Pigai menjelaskan bahwa pertemuan tersebut salah satunya membahas mengenai sertifikasi tanah hak komunal.

Hak komunal adalah hak milik bersama atas tanah suatu masyarakat hukum adat, atau hak milik bersama atas tanah yang diberikan kepada masyarakat yang berada dalam kawasan tertentu.

Pigai menyoroti bahwa sertifikasi hak komunal sulit dijalankan karena rendahnya kesadaran dan partisipasi masyarakat. Belum lagi adanya oknum masyarakat adat yang mematok tanah kawasan menjadi milik pribadi.

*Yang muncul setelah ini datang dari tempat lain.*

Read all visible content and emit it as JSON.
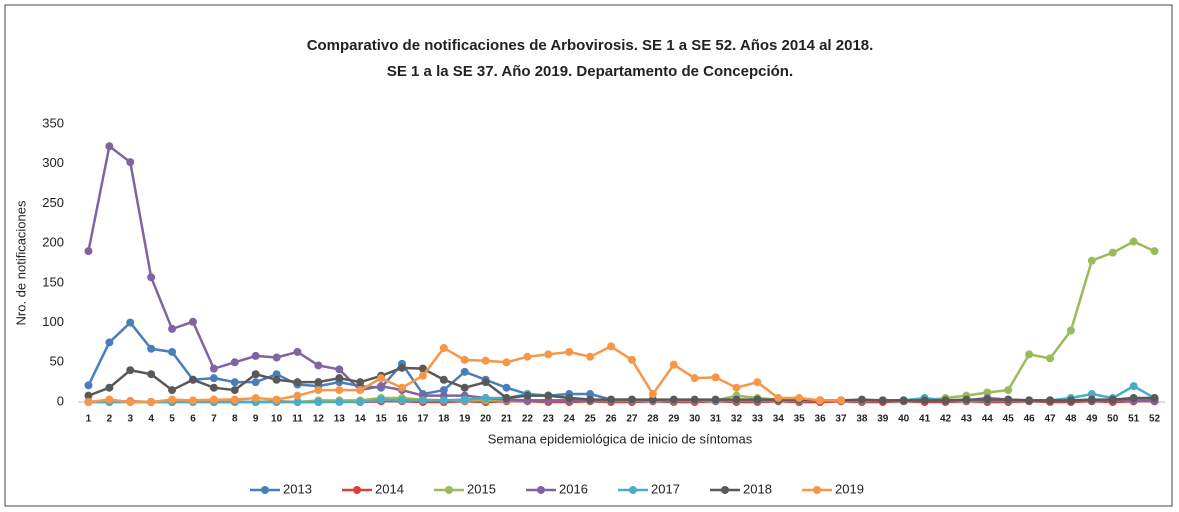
{
  "chart_data": {
    "type": "line",
    "title": "Comparativo de notificaciones de Arbovirosis. SE 1 a SE 52. Años 2014 al 2018.",
    "subtitle": "SE 1 a la SE 37. Año 2019. Departamento de Concepción.",
    "y_label": "Nro. de notificaciones",
    "x_label": "Semana epidemiológica de inicio de síntomas",
    "categories": [
      "1",
      "2",
      "3",
      "4",
      "5",
      "6",
      "7",
      "8",
      "9",
      "10",
      "11",
      "12",
      "13",
      "14",
      "15",
      "16",
      "17",
      "18",
      "19",
      "20",
      "21",
      "22",
      "23",
      "24",
      "25",
      "26",
      "27",
      "28",
      "29",
      "30",
      "31",
      "32",
      "33",
      "34",
      "35",
      "36",
      "37",
      "38",
      "39",
      "40",
      "41",
      "42",
      "43",
      "44",
      "45",
      "46",
      "47",
      "48",
      "49",
      "50",
      "51",
      "52"
    ],
    "ylim": [
      0,
      350
    ],
    "yticks": [
      0,
      50,
      100,
      150,
      200,
      250,
      300,
      350
    ],
    "grid": false,
    "legend": "bottom",
    "series": [
      {
        "name": "2013",
        "color": "#4a7ebb",
        "values": [
          21,
          75,
          100,
          67,
          63,
          28,
          30,
          25,
          25,
          35,
          22,
          20,
          25,
          20,
          18,
          48,
          10,
          15,
          38,
          28,
          18,
          10,
          8,
          10,
          10,
          3,
          3,
          2,
          2,
          2,
          2,
          2,
          2,
          1,
          1,
          1,
          1,
          1,
          1,
          1,
          1,
          1,
          1,
          1,
          1,
          1,
          1,
          1,
          1,
          1,
          1,
          1
        ]
      },
      {
        "name": "2014",
        "color": "#d9403a",
        "values": [
          0,
          0,
          1,
          0,
          0,
          1,
          0,
          0,
          0,
          1,
          0,
          0,
          1,
          0,
          1,
          1,
          0,
          0,
          1,
          0,
          1,
          1,
          0,
          0,
          1,
          0,
          0,
          1,
          0,
          0,
          1,
          0,
          0,
          1,
          0,
          0,
          1,
          0,
          0,
          1,
          0,
          0,
          1,
          0,
          0,
          1,
          0,
          0,
          1,
          0,
          1,
          1
        ]
      },
      {
        "name": "2015",
        "color": "#9bbb59",
        "values": [
          0,
          0,
          0,
          0,
          0,
          0,
          0,
          0,
          0,
          0,
          0,
          2,
          2,
          2,
          5,
          5,
          3,
          2,
          2,
          2,
          2,
          2,
          2,
          2,
          2,
          2,
          2,
          2,
          2,
          2,
          2,
          8,
          5,
          3,
          2,
          2,
          2,
          2,
          2,
          2,
          2,
          5,
          8,
          12,
          15,
          60,
          55,
          90,
          178,
          188,
          202,
          190
        ]
      },
      {
        "name": "2016",
        "color": "#8064a2",
        "values": [
          190,
          322,
          302,
          157,
          92,
          101,
          42,
          50,
          58,
          56,
          63,
          46,
          41,
          15,
          20,
          15,
          8,
          8,
          8,
          5,
          3,
          2,
          2,
          2,
          2,
          2,
          2,
          2,
          2,
          2,
          2,
          2,
          2,
          2,
          2,
          2,
          2,
          2,
          2,
          2,
          2,
          2,
          2,
          5,
          3,
          2,
          2,
          2,
          2,
          2,
          2,
          2
        ]
      },
      {
        "name": "2017",
        "color": "#4bacc6",
        "values": [
          0,
          0,
          0,
          0,
          0,
          0,
          0,
          0,
          0,
          0,
          0,
          0,
          0,
          0,
          3,
          2,
          2,
          2,
          3,
          5,
          5,
          10,
          8,
          5,
          3,
          2,
          2,
          2,
          2,
          2,
          2,
          2,
          2,
          2,
          2,
          2,
          2,
          2,
          2,
          2,
          5,
          2,
          2,
          2,
          2,
          2,
          2,
          5,
          10,
          5,
          20,
          5
        ]
      },
      {
        "name": "2018",
        "color": "#595959",
        "values": [
          8,
          18,
          40,
          35,
          15,
          28,
          18,
          15,
          35,
          28,
          25,
          25,
          30,
          25,
          33,
          43,
          42,
          28,
          18,
          25,
          5,
          8,
          8,
          5,
          3,
          3,
          3,
          3,
          3,
          3,
          3,
          3,
          3,
          3,
          3,
          2,
          2,
          3,
          2,
          2,
          2,
          2,
          3,
          3,
          3,
          2,
          2,
          2,
          3,
          3,
          5,
          5
        ]
      },
      {
        "name": "2019",
        "color": "#f79646",
        "values": [
          0,
          3,
          0,
          0,
          3,
          2,
          3,
          3,
          5,
          3,
          8,
          15,
          15,
          15,
          30,
          18,
          33,
          68,
          53,
          52,
          50,
          57,
          60,
          63,
          57,
          70,
          53,
          10,
          47,
          30,
          31,
          18,
          25,
          5,
          5,
          2,
          2,
          null,
          null,
          null,
          null,
          null,
          null,
          null,
          null,
          null,
          null,
          null,
          null,
          null,
          null,
          null
        ]
      }
    ]
  }
}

"Justru di kawasan masyarakat adat masyarakat komunal, setiap orang mengaku punya dia padahal itu sesungguhnya itu punya kawasan adat. Supaya dia (oknum) memiliki sertifikat dan dia simpan dan dia bisa jual," ujar Pigai.

Selain itu, Pigai juga menyoroti konversi lahan yang menyebabkan ketersediaan pangan menipis.

"Perlu kami kerja sama agar space untuk produksi pangannya tetap dalam koridor dan kontrol sesuai dengan program prioritas pemerintah," lanjut Pigai.

Pada kesempatan yang sama, Nusron mengaku bahwa sertifikasi hak komunal masih jauh di bawah target.

Nusron memaparkan, masyarakat mengklaim memiliki 10 juta hektar tanah adat, namun 70 persen dari angka tersebut merupakan kawasan hutan.

Sementara Area Penggunaan Lain (APL) atau lahan di luar kawasan hutan negara yang digunakan untuk pembangunan non-kehutanan hanya 3 juta hektar.

"Kita akan data di mana hak adat dan hak ulayat itu sudah terpetakan dan sudah tersertifikasi, sehingga nanti kalau ada investor mau masuk sudah jelas kepemilikan tanahnya," jelas Nusron.

Nusron menargetkan pendataan hak komunal tersebut bisa rampung dalam 5 tahun mendatang.